CAMBIO DE GUARDIA

Solo silencio

Las palabras con las que un demente reprocha al capitalismo haber matado a 150 personas deben quedar entre él y su psiquiatra

Gabriel Albiac

Lo trágico no sabe de consuelos. Cuando es, de verdad, trágico: desgarro para el cual no hay cura y en el que no habita ningún sentido. Ninguno. Por eso, un primordial respeto humano requiere callar ante lo más enorme: eso que nos destruye al destruir lo que amamos. Porque trocarlo en calderilla de palabras comunes, es algo mucho peor que trivializar su austera grandeza. Es envilecerla: hacer de ella comedia bárbara. La cifra del dolor, sobrepasado un cierto límite, sólo la da el silencio. Aquí sí, más que en ningún otro avatar de la vida, la retórica miente siempre. De un modo obsceno. Y ofende.

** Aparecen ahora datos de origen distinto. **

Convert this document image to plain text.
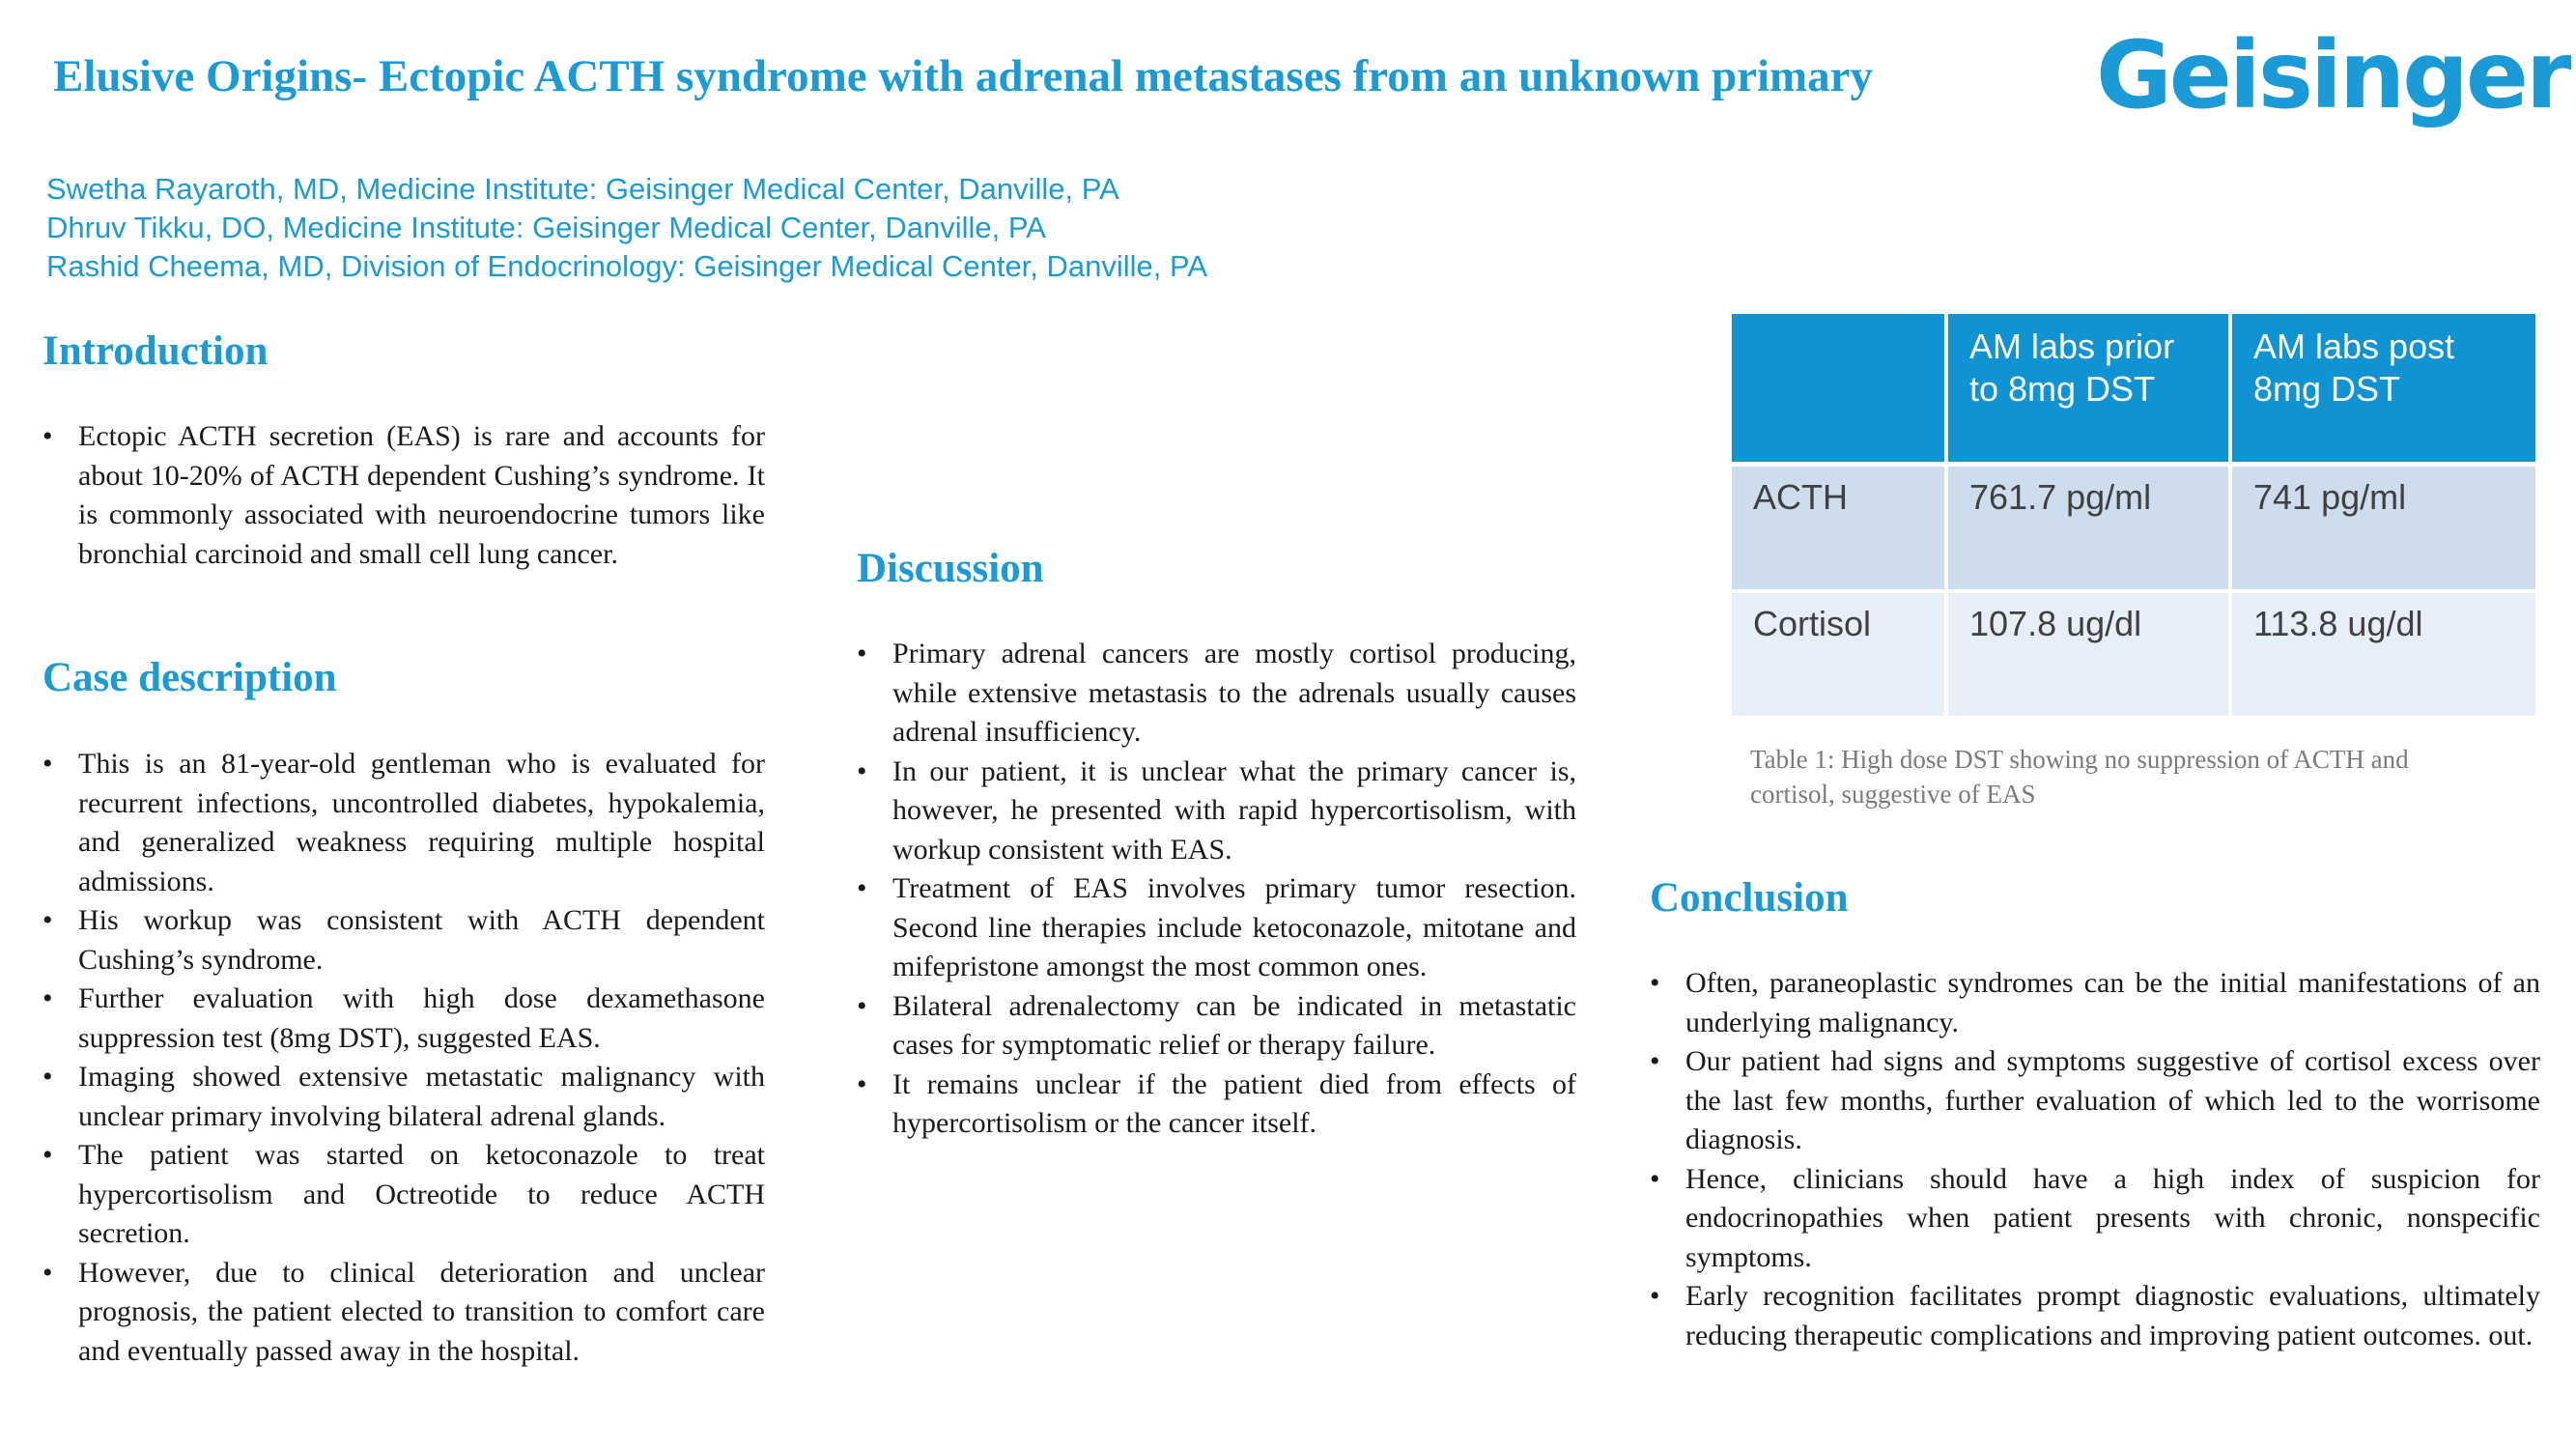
Elusive Origins- Ectopic ACTH syndrome with adrenal metastases from an unknown primary Geisinger
Swetha Rayaroth, MD, Medicine Institute: Geisinger Medical Center, Danville, PA
Dhruv Tikku, DO, Medicine Institute: Geisinger Medical Center, Danville, PA
Rashid Cheema, MD, Division of Endocrinology: Geisinger Medical Center, Danville, PA
Introduction
• Ectopic ACTH secretion (EAS) is rare and accounts for about 10-20% of ACTH dependent Cushing’s syndrome. It is commonly associated with neuroendocrine tumors like bronchial carcinoid and small cell lung cancer.
Case description
• This is an 81-year-old gentleman who is evaluated for recurrent infections, uncontrolled diabetes, hypokalemia, and generalized weakness requiring multiple hospital admissions.
• His workup was consistent with ACTH dependent Cushing’s syndrome.
• Further evaluation with high dose dexamethasone suppression test (8mg DST), suggested EAS.
• Imaging showed extensive metastatic malignancy with unclear primary involving bilateral adrenal glands.
• The patient was started on ketoconazole to treat hypercortisolism and Octreotide to reduce ACTH secretion.
• However, due to clinical deterioration and unclear prognosis, the patient elected to transition to comfort care and eventually passed away in the hospital.
Discussion
• Primary adrenal cancers are mostly cortisol producing, while extensive metastasis to the adrenals usually causes adrenal insufficiency.
• In our patient, it is unclear what the primary cancer is, however, he presented with rapid hypercortisolism, with workup consistent with EAS.
• Treatment of EAS involves primary tumor resection. Second line therapies include ketoconazole, mitotane and mifepristone amongst the most common ones.
• Bilateral adrenalectomy can be indicated in metastatic cases for symptomatic relief or therapy failure.
• It remains unclear if the patient died from effects of hypercortisolism or the cancer itself.
	AM labs prior to 8mg DST	AM labs post 8mg DST
ACTH	761.7 pg/ml	741 pg/ml
Cortisol	107.8 ug/dl	113.8 ug/dl
Table 1: High dose DST showing no suppression of ACTH and cortisol, suggestive of EAS
Conclusion
• Often, paraneoplastic syndromes can be the initial manifestations of an underlying malignancy.
• Our patient had signs and symptoms suggestive of cortisol excess over the last few months, further evaluation of which led to the worrisome diagnosis.
• Hence, clinicians should have a high index of suspicion for endocrinopathies when patient presents with chronic, nonspecific symptoms.
• Early recognition facilitates prompt diagnostic evaluations, ultimately reducing therapeutic complications and improving patient outcomes. out.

Blindarse en el silencio ante lo trágico, exige el fuste estoico en cuyo ejercicio se juega la entidad moral de un hombre. La sobriedad es el lugar único en el cual la tragedia habita. Para dar fe de esa majestuosa desolación de quienes perdieron todo, no hay palabras. No debiera haberlas. Pero el político que persigue, a grandes voces, trocar dolor ajeno en beneficio propio, eso no lo sabe. Está demasiado moralmente amputado para saberlo.

Sucedió ya en 2003, cuando un accidente aéreo sobre Turquía acabó con 62 militares españoles que retornaban de cumplir su honorable deber en las duras tierras afganas. No demasiadas veces he sentido tanta vergüenza como en aquellos días, cuando un partido político agredía a otro a golpe de cadáveres ajenos. Si aquella humillación nacional nos ha servido para algo, debiéramos ahora saber guardar silencio. Y hacérselo guardar a aquellos insensatos –dejémoslo en eso, insensatos– que, inmediatamente, comenzaron anteayer a buscar en estos muertos de ahora capital para su beneficio propio. Las palabras con las que un demente reprocha al malvado capitalismo haber asesinado a 150 personas para aumentar beneficios, deben quedar como eso: palabras de un demente; materia sólo entre él y su psiquiatra.

Las grandes catástrofes inexorables nos enmudecen. O bien, y en eso anidan todos los peligros, nos mueven a delirar. No es la primera vez. El gran Lucrecio cierra su supremo De rerum natura con una lúcida meditación en torno al enloquecimiento que la peste provocara en la Atenas de Pericles. Porque la realidad es que esas fatales catástrofes nos ponen ante la insignificancia de la potestad humana para oponerse al infinito campo de fuerzas que es el universo. Y nos exigen aceptar que somos lo que somos: esa insignificante partícula, ese menos que nada que aterraba a Pascal. No tenemos, en tanto que hombres, privilegio alguno frente a la aleatoria desmesura de la naturaleza. Leopardi da espejo a la desolada consciencia de nulidad que es la humana, en uno de sus más bellos Cantos: «En nada la naturaleza tiene más aprecio o cuidado / de la semilla del hombre / que de la de la hormiga». Y, si nos vemos y decimos grandiosos o imprescindibles, es porque ni siquiera sabemos lo ínfimos que somos: motas de polvo en el huracán del tiempo. Nuestra única grandeza está en saberlo. Y en sabernos sin palabras.

Ni una sola retórica ante la muerte. Es lo que la integridad moral del ciudadano exige. Ni una sola exhibición de teatrales lamentos de Estado o de Partido debe estar permitida. Sería un escupitajo charlatán en el rostro de aquellos que de verdad sufren. Los únicos. Los de verdad. Los que no tienen cura. Los que habrán de vivir, ya sin remedio, en mundo para ellos secamente amputado. Nadie viole su dolor con lugares comunes. Nadie se atreva a buscar, en su indecible angustia, beneficio. Lo trágico no sabe de consuelos.